June 22 (NBD) -- Chinese lithium product supplier Tianqi Lithium Corp (Tianqi, 002466.SZ) responded to the inquiry letter from the Shenzhen Stock Exchange (SZSE) about its planned deal to buy stakes in Chile's lithium producer Sociedad Química y Minera de Chile (SQM).

On May 17, Tianqi agreed to buy 62.6 million Class A shares in SQM from Canada-based fertilizer company Nutrien Ltd for about 4.226 billion U.S. dollars. 

According to the announcement from the Chinese lithium producer, aside from the bank loans of 3.5 billion U.S. dollars and already-paid deposit of 325 million U.S. dollars, Tianqi still needs to pay another 401 million U.S. dollars to complete the deal.

To complete the deal, Tianqi has been considering raising money through debt financing as well as equity financing. The company is seeking for the initial public offering in Hong Kong so as to repay the bank loans and reduce assets liabilities ratio.

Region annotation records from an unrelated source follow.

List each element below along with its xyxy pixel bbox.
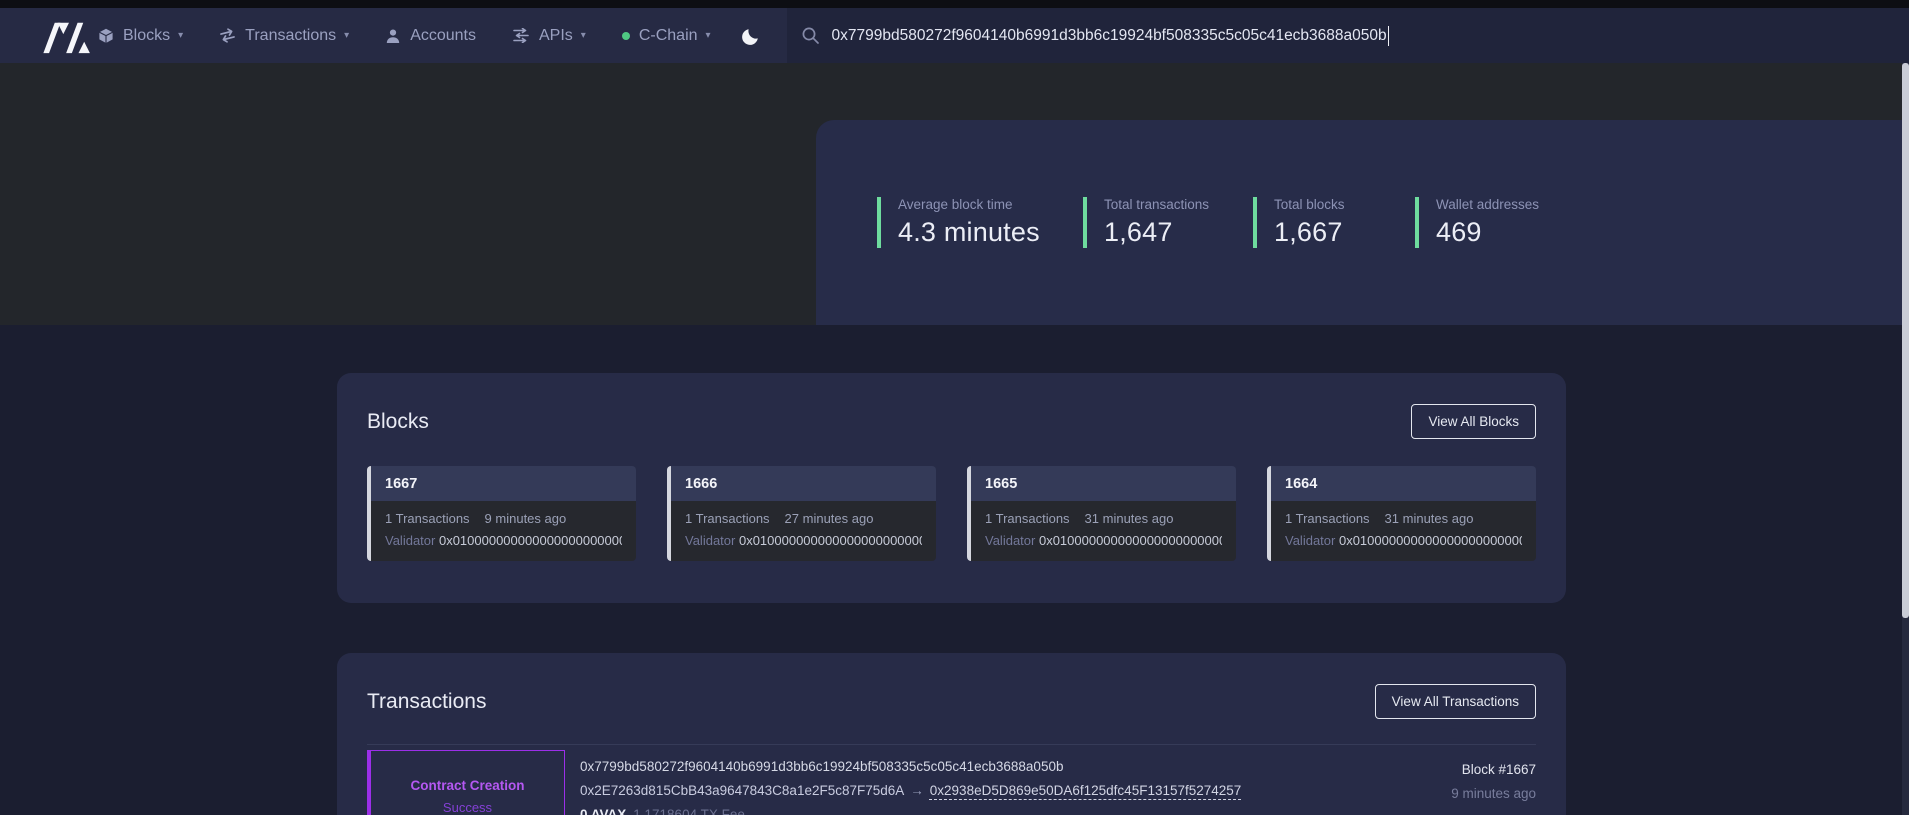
avalanche-logo[interactable]: [40, 17, 98, 55]
block-number: 1665: [971, 466, 1236, 501]
chevron-down-icon: ▾: [581, 30, 586, 41]
nav-item-apis[interactable]: APIs ▾: [512, 27, 586, 45]
block-age: 31 minutes ago: [1085, 511, 1174, 526]
scrollbar-thumb[interactable]: [1902, 63, 1909, 618]
api-lines-icon: [512, 28, 530, 43]
search-value: 0x7799bd580272f9604140b6991d3bb6c19924bf…: [832, 27, 1387, 45]
to-address-link[interactable]: 0x2938eD5D869e50DA6f125dfc45F13157f52742…: [930, 783, 1242, 798]
nav-item-blocks[interactable]: Blocks ▾: [98, 27, 183, 45]
transaction-hash: 0x7799bd580272f9604140b6991d3bb6c19924bf…: [580, 759, 1451, 774]
cube-icon: [98, 28, 114, 44]
nav-label-transactions: Transactions: [245, 27, 336, 45]
green-status-dot: [622, 32, 630, 40]
nav-label-blocks: Blocks: [123, 27, 170, 45]
block-card[interactable]: 1665 1 Transactions 31 minutes ago Valida…: [967, 466, 1236, 561]
transaction-type: Contract Creation: [410, 778, 524, 793]
nav-item-accounts[interactable]: Accounts: [385, 27, 476, 45]
page-scrollbar[interactable]: [1902, 63, 1909, 815]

The deal is expected to expand Tianqi's presence in the global lithium market. Tianqi now is the controlling shareholder of the world's largest primary lithium producer Talison Lithium Inc. 

However, the deal also raised concerns over monopoly.

Chile's National Economic Prosecutor's Office announced on June 15 that it had launched an investigation into the effects that Tianqui's acquisition of SQM can cause to the market, alleging a potential fusion between the two lithium giants would distort the global lithium market.